El refrigerador de una pequeña tienda de productos a la venta para mexicanos en Texas se ha convertido en un motivo de preocupación para miles de familias mexicanas radicadas en Estados Unidos.
La reciente alerta sanitaria emitida por las autoridades estadounidenses por un brote de Salmonella enteritidis, asociado con millones de huevos retirados del mercado, ha encendido nuevamente las alarmas entre consumidores, comerciantes y trabajadores migrantes.
- El Dato: EU reportó ayer sus primeras dos muertes por cyclospora, ambas en Michigan. El Departamento de Salud indicó que las personas tenían afecciones de salud subyacentes.
La Administración de Alimentos y Medicamentos (FDA, por sus siglas en inglés) y los Centros para el Control y la Prevención de Enfermedades (CDC) informaron que más de 19 millones de huevos fueron retirados del mercado tras detectarse casi un centenar de contagios en al menos 17 estados y 26 hospitalizaciones.
Las investigaciones apuntan a la empresa Midwest Poultry Services, cuyos productos fueron distribuidos en entidades como Texas, Oklahoma, Arkansas, Luisiana y Nuevo México.

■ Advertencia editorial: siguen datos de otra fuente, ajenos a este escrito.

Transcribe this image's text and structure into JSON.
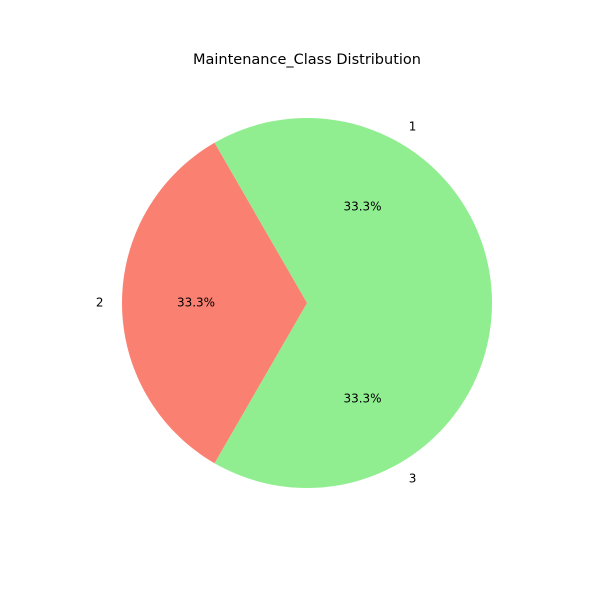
{
  "chart_data": {
    "type": "pie",
    "title": "Maintenance_Class Distribution",
    "categories": [
      "1",
      "3",
      "2"
    ],
    "values": [
      33.3,
      33.3,
      33.3
    ],
    "percent_labels": [
      "33.3%",
      "33.3%",
      "33.3%"
    ],
    "colors": [
      "#90ee90",
      "#90ee90",
      "#fa8072"
    ]
  }
}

Aunque las autoridades mexicanas descartaron, hasta el momento, un riesgo directo para la población de nuestro país, la noticia generó preocupación entre la comunidad migrante de EU, especialmente en estados fronterizos como Texas y Nuevo México, donde el consumo de estos productos es elevado.
“Cada vez que aparece una alerta sanitaria, pensamos inmediatamente en nuestras familias. Muchos de nosotros trabajamos en restaurantes, supermercados o en el campo, y sabemos que una enfermedad puede afectar no solamente la salud, sino también el empleo”, relató Conny Becerra, una migrante originaria de Guanajuato radicada en Houston.
Sin embargo, la salmonella es apenas el episodio más reciente de una serie de emergencias sanitarias que han impactado la relación entre México y Estados Unidos durante los últimos años.
El caso más reciente corresponde al brote de Cyclospora cayetanensis, un parásito intestinal relacionado inicialmente con productos agrícolas procedentes de nuestro país.
Las autoridades estadounidenses contabilizaron más de mil 600 casos confirmados y miles más bajo investigación, mientras que la FDAde Estados Unidos y la Secretaría de Salud mexicana emprendieron pesquisas conjuntas para determinar el origen del problema.
Las sospechas recayeron sobre lotes de lechuga y otros vegetales distribuidos por la empresa Taylor Farms, aunque posteriormente la FDA reconoció inconsistencias en algunas de las pruebas iniciales.
A ello se suma el resurgimiento del sarampión, enfermedad que volvió a encender las alertas epidemiológicas en ambos lados de la frontera debido al descenso en las coberturas de vacunación y a la intensa movilidad de personas entre ambos países.
Especialistas en salud pública señalaron que la frontera compartida, de más de tres mil kilómetros, convierte a ambos países en un espacio epidemiológico.
“La movilidad humana facilita la propagación de enfermedades infecciosas, pero también obliga a fortalecer la cooperación binacional en materia de vigilancia y prevención”, explicó el epidemiólogo Alejandro Macías, quien ha advertido en diversas ocasiones sobre la necesidad de reforzar las campañas de vacunación y la supervisión sanitaria de los alimentos.
Las organizaciones de apoyo a personas migrantes sostienen que los trabajadores mexicanos suelen encontrarse entre los sectores más vulnerables frente a este tipo de crisis.